India’s social sector expenditure is too low by global standards, says newly appointed minister of state for finance, Jayant Sinha. According to him this makes it more necessary to spend the money well.
He says this, too, will be the focus of the government going ahead, with more measures like modified direct benefit transfer to make the money travel well. “We are looking for out of the box radical ways and you will see some of those, soon.” As an example, he points to the government picking up Aadhaar despite that being started by the previous UPA government. Another example he is proud of is the rapid approval given by the Modi government for a set of vaccinations for children.

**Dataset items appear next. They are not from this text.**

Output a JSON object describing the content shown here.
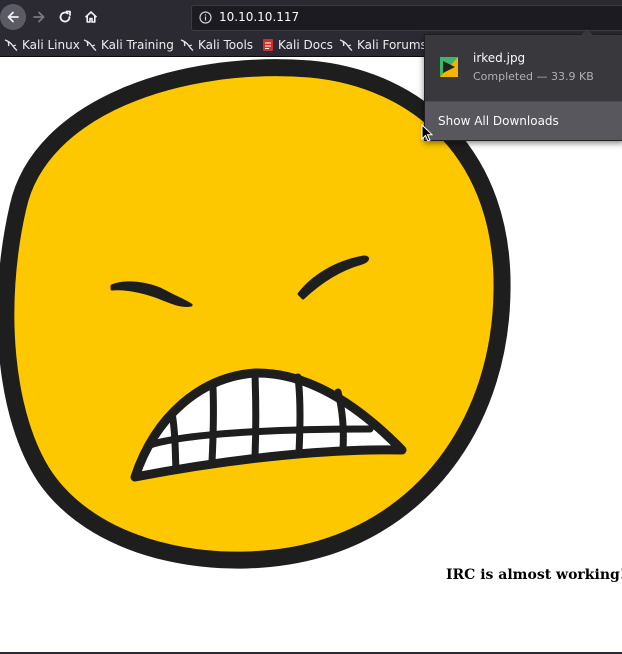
{
  "browser": {
    "url": "10.10.10.117",
    "nav": {
      "back_icon": "back-arrow-icon",
      "forward_icon": "forward-arrow-icon",
      "reload_icon": "reload-icon",
      "home_icon": "home-icon"
    }
  },
  "bookmarks": [
    {
      "label": "Kali Linux",
      "icon": "kali-dragon-icon"
    },
    {
      "label": "Kali Training",
      "icon": "kali-dragon-icon"
    },
    {
      "label": "Kali Tools",
      "icon": "kali-dragon-icon"
    },
    {
      "label": "Kali Docs",
      "icon": "kali-docs-icon"
    },
    {
      "label": "Kali Forums",
      "icon": "kali-dragon-icon"
    }
  ],
  "downloads": {
    "items": [
      {
        "filename": "irked.jpg",
        "status": "Completed — 33.9 KB",
        "icon": "image-file-icon"
      }
    ],
    "show_all_label": "Show All Downloads"
  },
  "page": {
    "message": "IRC is almost working!",
    "image": "angry-face-emoji",
    "colors": {
      "face": "#fdc800",
      "outline": "#1e1e1e",
      "teeth": "#ffffff"
    }
  }
}
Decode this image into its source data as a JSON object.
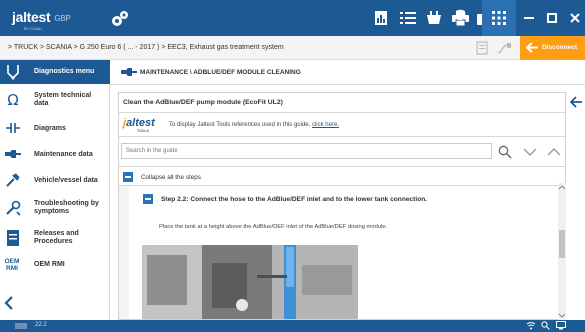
{
  "app": {
    "logo": "jaltest",
    "logo_sub": "BY COJALI",
    "edition": "GBP"
  },
  "breadcrumb": "> TRUCK  >  SCANIA  >  G 250 Euro 6 ( ... - 2017 )  >  EEC3, Exhaust gas treatment system",
  "disconnect_label": "Disconnect",
  "sidebar": {
    "items": [
      {
        "label": "Diagnostics menu",
        "icon": "diagnostics-icon"
      },
      {
        "label": "System technical data",
        "icon": "ohm-icon"
      },
      {
        "label": "Diagrams",
        "icon": "diagram-icon"
      },
      {
        "label": "Maintenance data",
        "icon": "wrench-icon"
      },
      {
        "label": "Vehicle/vessel data",
        "icon": "vehicle-data-icon"
      },
      {
        "label": "Troubleshooting by symptoms",
        "icon": "troubleshooting-icon"
      },
      {
        "label": "Releases and Procedures",
        "icon": "releases-icon"
      },
      {
        "label": "OEM RMI",
        "icon": "oem-rmi-icon"
      }
    ]
  },
  "main": {
    "header": "MAINTENANCE \\ ADBLUE/DEF MODULE CLEANING",
    "guide_title": "Clean the AdBlue/DEF pump module (EcoFit UL2)",
    "tools_logo": "jaltest",
    "tools_logo_sub": "TOOLS",
    "tools_msg": "To display Jaltest Tools references used in this guide, ",
    "tools_link": "click here.",
    "search_placeholder": "Search in the guide",
    "collapse_label": "Collapse all the steps",
    "step_title": "Step 2.2: Connect the hose to the AdBlue/DEF inlet and to the lower tank connection.",
    "step_text": "Place the tank at a height above the AdBlue/DEF inlet of the AdBlue/DEF dosing module."
  },
  "status": {
    "version": "22.2"
  },
  "colors": {
    "primary": "#1d5a93",
    "accent": "#ff9e15",
    "step_box": "#2a73b8"
  }
}
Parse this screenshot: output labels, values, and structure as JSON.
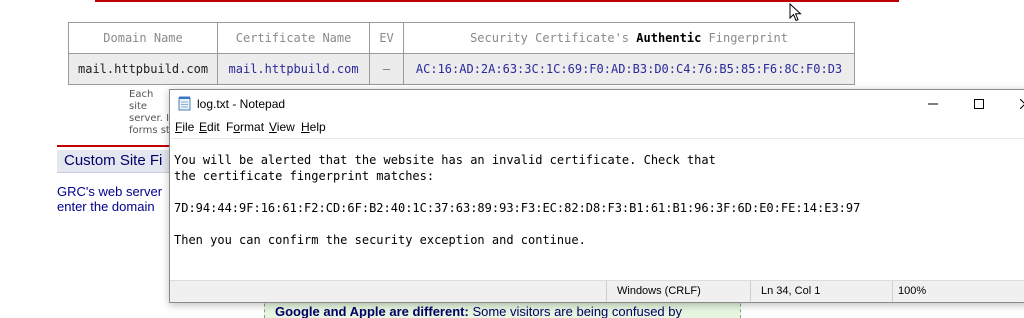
{
  "web": {
    "table": {
      "headers": {
        "domain": "Domain Name",
        "certificate": "Certificate Name",
        "ev": "EV",
        "fingerprint_pre": "Security Certificate's",
        "fingerprint_bold": "Authentic",
        "fingerprint_post": "Fingerprint"
      },
      "row": {
        "domain": "mail.httpbuild.com",
        "certificate": "mail.httpbuild.com",
        "ev": "—",
        "fingerprint": "AC:16:AD:2A:63:3C:1C:69:F0:AD:B3:D0:C4:76:B5:85:F6:8C:F0:D3"
      }
    },
    "note_lines": [
      "Each site",
      "server. I",
      "forms st"
    ],
    "section_title": "Custom Site Fi",
    "grc_lines": [
      "GRC's web server",
      "enter the domain"
    ],
    "green_box": {
      "bold": "Google and Apple are different:",
      "rest": " Some visitors are being confused by"
    }
  },
  "notepad": {
    "title": "log.txt - Notepad",
    "menu": {
      "file_u": "F",
      "file_rest": "ile",
      "edit_u": "E",
      "edit_rest": "dit",
      "format_pre": "F",
      "format_u": "o",
      "format_rest": "rmat",
      "view_u": "V",
      "view_rest": "iew",
      "help_u": "H",
      "help_rest": "elp"
    },
    "lines": [
      "You will be alerted that the website has an invalid certificate. Check that",
      "the certificate fingerprint matches:",
      "",
      "7D:94:44:9F:16:61:F2:CD:6F:B2:40:1C:37:63:89:93:F3:EC:82:D8:F3:B1:61:B1:96:3F:6D:E0:FE:14:E3:97",
      "",
      "Then you can confirm the security exception and continue."
    ],
    "status": {
      "line_endings": "Windows (CRLF)",
      "position": "Ln 34, Col 1",
      "zoom": "100%"
    }
  }
}
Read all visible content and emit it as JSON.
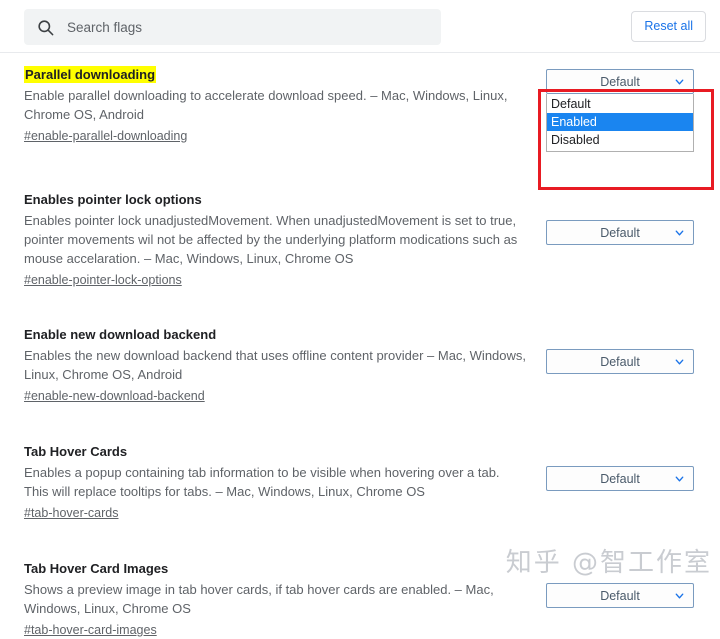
{
  "search": {
    "placeholder": "Search flags",
    "value": "",
    "icon": "search-icon"
  },
  "toolbar": {
    "reset_all_label": "Reset all"
  },
  "select_options": [
    "Default",
    "Enabled",
    "Disabled"
  ],
  "colors": {
    "accent": "#1a73e8",
    "highlight": "#ffff00",
    "annotation": "#e81b23",
    "option_selected_bg": "#1a85f0",
    "search_bg": "#f1f3f4"
  },
  "flags": [
    {
      "title": "Parallel downloading",
      "highlighted": true,
      "description": "Enable parallel downloading to accelerate download speed. – Mac, Windows, Linux, Chrome OS, Android",
      "id": "#enable-parallel-downloading",
      "value": "Default",
      "dropdown_open": true,
      "dropdown_highlighted_option": "Enabled"
    },
    {
      "title": "Enables pointer lock options",
      "highlighted": false,
      "description": "Enables pointer lock unadjustedMovement. When unadjustedMovement is set to true, pointer movements wil not be affected by the underlying platform modications such as mouse accelaration. – Mac, Windows, Linux, Chrome OS",
      "id": "#enable-pointer-lock-options",
      "value": "Default",
      "dropdown_open": false
    },
    {
      "title": "Enable new download backend",
      "highlighted": false,
      "description": "Enables the new download backend that uses offline content provider – Mac, Windows, Linux, Chrome OS, Android",
      "id": "#enable-new-download-backend",
      "value": "Default",
      "dropdown_open": false
    },
    {
      "title": "Tab Hover Cards",
      "highlighted": false,
      "description": "Enables a popup containing tab information to be visible when hovering over a tab. This will replace tooltips for tabs. – Mac, Windows, Linux, Chrome OS",
      "id": "#tab-hover-cards",
      "value": "Default",
      "dropdown_open": false
    },
    {
      "title": "Tab Hover Card Images",
      "highlighted": false,
      "description": "Shows a preview image in tab hover cards, if tab hover cards are enabled. – Mac, Windows, Linux, Chrome OS",
      "id": "#tab-hover-card-images",
      "value": "Default",
      "dropdown_open": false
    }
  ],
  "watermark": {
    "text": "知乎 @智工作室"
  }
}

Those didn’t cost money, but were significant interventions which were pending for a long time, the former McKinsey employee adds.

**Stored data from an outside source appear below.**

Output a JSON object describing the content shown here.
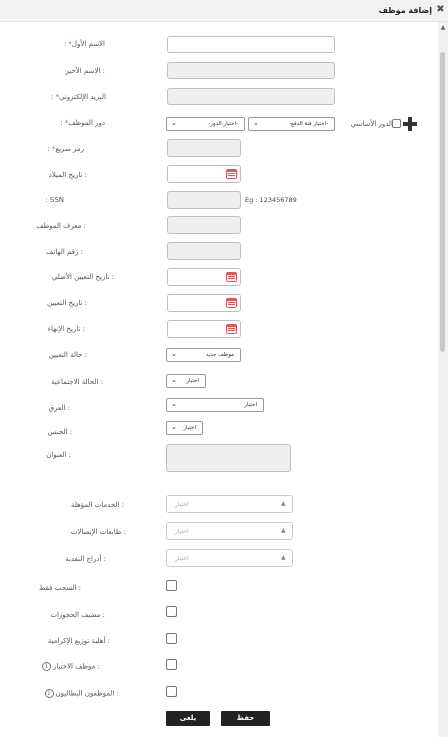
{
  "dialog": {
    "title": "إضافة موظف",
    "close_icon": "close-icon"
  },
  "labels": {
    "first_name": "الاسم الأول",
    "last_name": ": الاسم الأخير",
    "email": "البريد الإلكتروني",
    "role": "دور الموظف",
    "quick_code": "رمز سريع",
    "birth_date": ": تاريخ الميلاد",
    "ssn": "SSN :",
    "employee_id": ": معرف الموظف",
    "phone": ": رقم الهاتف",
    "original_hire_date": ": تاريخ التعيين الأصلي",
    "hire_date": ": تاريخ التعيين",
    "termination_date": ": تاريخ الإنهاء",
    "hire_status": ": حالة التعيين",
    "marital_status": ": الحالة الاجتماعية",
    "race": ": العرق",
    "gender": ": الجنس",
    "address": ": العنوان",
    "qualified_services": ": الخدمات المؤهلة",
    "connection_printers": ": طابعات الإيصالات",
    "cash_drawers": ": أدراج النقدية",
    "withdraw_only": ": السحب فقط",
    "reservations_host": ": مضيف الحجوزات",
    "tip_eligibility": ": أهلية توزيع الإكرامية",
    "test_employee": ": موظف الاختبار",
    "unemployed_employees": ": الموظفون البطاليون"
  },
  "required_mark": "*",
  "colon": ":",
  "role_select": {
    "category_value": "-اختيار فئة الدفع-",
    "role_value": "-اختيار الدور-",
    "primary_role_label": "الدور الأساسي"
  },
  "ssn_example": "Eg : 123456789",
  "hire_status_value": "موظف جديد",
  "marital_status_value": "اختيار",
  "race_value": "اختيار",
  "gender_value": "اختيار",
  "multiselect_placeholder": "اختيار",
  "info_glyph": "i",
  "buttons": {
    "save": "حفظ",
    "cancel": "يلغى"
  }
}
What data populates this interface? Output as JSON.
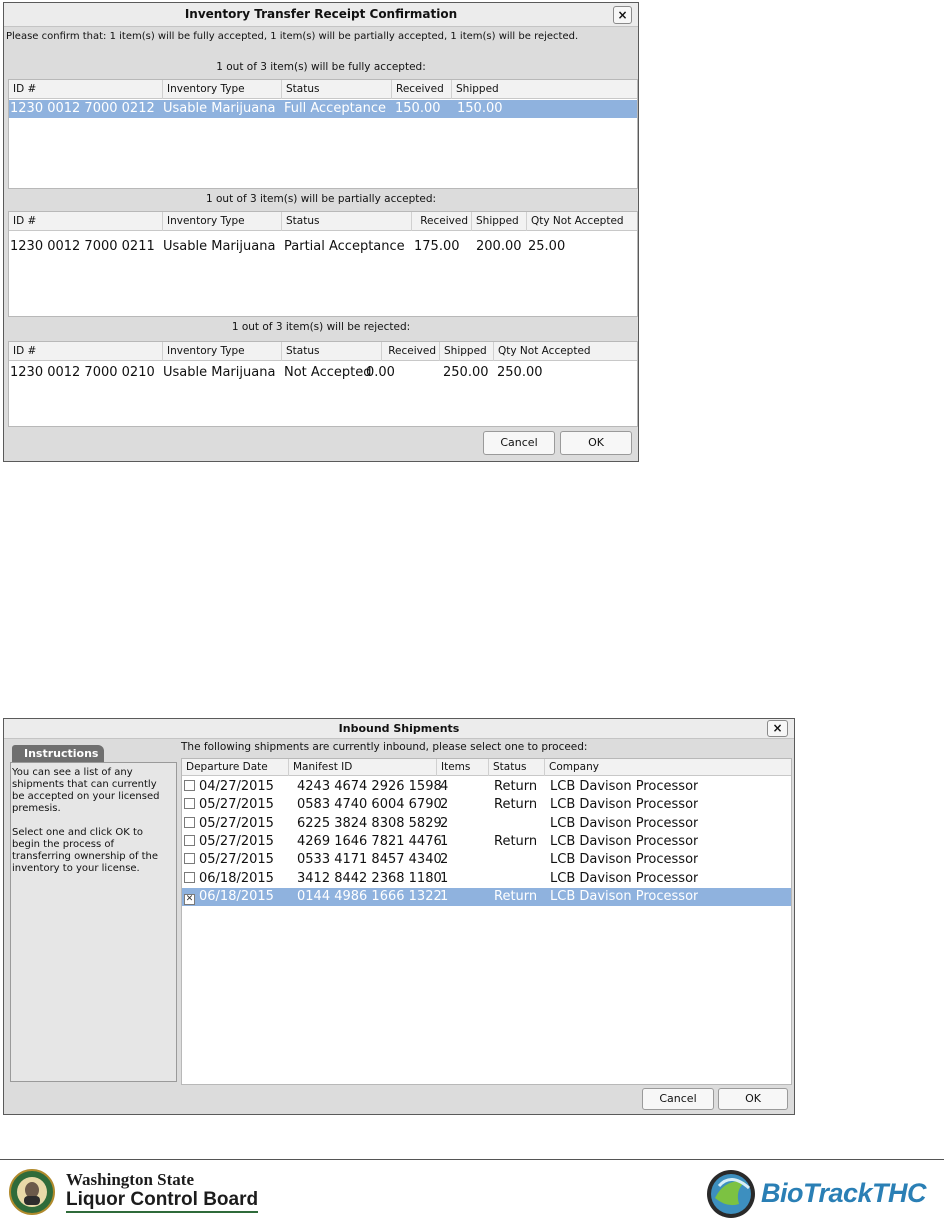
{
  "receipt_dialog": {
    "title": "Inventory Transfer Receipt Confirmation",
    "close": "×",
    "message": "Please confirm that: 1 item(s) will be fully accepted, 1 item(s) will be partially accepted, 1 item(s) will be rejected.",
    "sections": [
      {
        "label": "1 out of 3 item(s) will be fully accepted:",
        "columns": [
          "ID #",
          "Inventory Type",
          "Status",
          "Received",
          "Shipped"
        ],
        "rows": [
          [
            "1230 0012 7000 0212",
            "Usable Marijuana",
            "Full Acceptance",
            "150.00",
            "150.00"
          ]
        ]
      },
      {
        "label": "1 out of 3 item(s) will be partially accepted:",
        "columns": [
          "ID #",
          "Inventory Type",
          "Status",
          "Received",
          "Shipped",
          "Qty Not Accepted"
        ],
        "rows": [
          [
            "1230 0012 7000 0211",
            "Usable Marijuana",
            "Partial Acceptance",
            "175.00",
            "200.00",
            "25.00"
          ]
        ]
      },
      {
        "label": "1 out of 3 item(s) will be rejected:",
        "columns": [
          "ID #",
          "Inventory Type",
          "Status",
          "Received",
          "Shipped",
          "Qty Not Accepted"
        ],
        "rows": [
          [
            "1230 0012 7000 0210",
            "Usable Marijuana",
            "Not Accepted",
            "0.00",
            "250.00",
            "250.00"
          ]
        ]
      }
    ],
    "cancel_label": "Cancel",
    "ok_label": "OK"
  },
  "inbound_dialog": {
    "title": "Inbound Shipments",
    "close": "×",
    "instructions_tab": "Instructions",
    "instructions_text": "You can see a list of any\nshipments that can currently\nbe accepted on your licensed\npremesis.\n\nSelect one and click OK to\nbegin the process of\ntransferring ownership of the\ninventory to your license.",
    "prompt": "The following shipments are currently inbound, please select one to proceed:",
    "columns": [
      "Departure Date",
      "Manifest ID",
      "Items",
      "Status",
      "Company"
    ],
    "rows": [
      {
        "date": "04/27/2015",
        "manifest": "4243 4674 2926 1598",
        "items": "4",
        "status": "Return",
        "company": "LCB Davison Processor",
        "checked": false
      },
      {
        "date": "05/27/2015",
        "manifest": "0583 4740 6004 6790",
        "items": "2",
        "status": "Return",
        "company": "LCB Davison Processor",
        "checked": false
      },
      {
        "date": "05/27/2015",
        "manifest": "6225 3824 8308 5829",
        "items": "2",
        "status": "",
        "company": "LCB Davison Processor",
        "checked": false
      },
      {
        "date": "05/27/2015",
        "manifest": "4269 1646 7821 4476",
        "items": "1",
        "status": "Return",
        "company": "LCB Davison Processor",
        "checked": false
      },
      {
        "date": "05/27/2015",
        "manifest": "0533 4171 8457 4340",
        "items": "2",
        "status": "",
        "company": "LCB Davison Processor",
        "checked": false
      },
      {
        "date": "06/18/2015",
        "manifest": "3412 8442 2368 1180",
        "items": "1",
        "status": "",
        "company": "LCB Davison Processor",
        "checked": false
      },
      {
        "date": "06/18/2015",
        "manifest": "0144 4986 1666 1322",
        "items": "1",
        "status": "Return",
        "company": "LCB Davison Processor",
        "checked": true
      }
    ],
    "cancel_label": "Cancel",
    "ok_label": "OK"
  },
  "footer": {
    "left_logo_line1": "Washington State",
    "left_logo_line2": "Liquor Control Board",
    "right_logo_text": "BioTrackTHC"
  }
}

In an interview with The Indian Express before taking over his new assignment, the Lok Sabha MP from Hazaribagh in Jharkhand — one of the poorest state — puts a lot of emphasis on the social sector spend. “Of course from the budgetary perspective there is a strong case to keep a tab on mounting expenditure but we don’t intend to cut social sector spending to reach there.” The best way, according to him, would be to push growth so there is surplus to put in the social sector envelopes. “Ours is not a consumption-led inflation story but that of investment-led growth.”

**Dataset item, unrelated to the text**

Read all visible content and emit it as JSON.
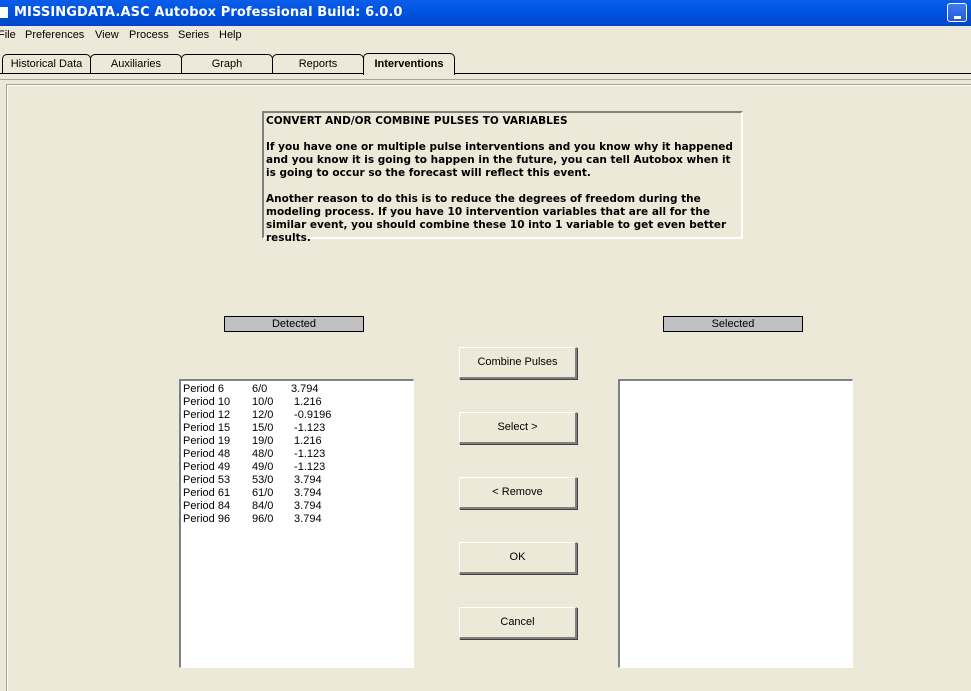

He says that the government was aware of the pressure points like the power dues for the state electricity boards and the recapitalisation of the public sector banks, which would put the fiscal deficit under pressure. “But there are two safety valves,” he says, pointing out these are the disinvestment receipts the proceeds from which he thinks could be massive including SUUTI.
The other is the uptick in foreign investment flows. They have a concomitant impact on tax revenues. A good percentage of the money, he says is coming in as debt which is an indication that foreigners are sound about the revival of the Indian growth story.
Sinha says that with a stable mandate for this government, these are strong support bases on which to build the Budget numbers. The finance ministry has already begun the Budget exercise.
“Give us time to clear up the pending issues that have been hanging fire for a long time, like the Insurance Bill. Remember it was the NDA government in 1999 (under his father, finance minister Yashwant Sinha) which brought in the Bill to raise the composite FDI cap to 49 per cent. We hadn’t moved much on it since then till this government came to power,” he adds.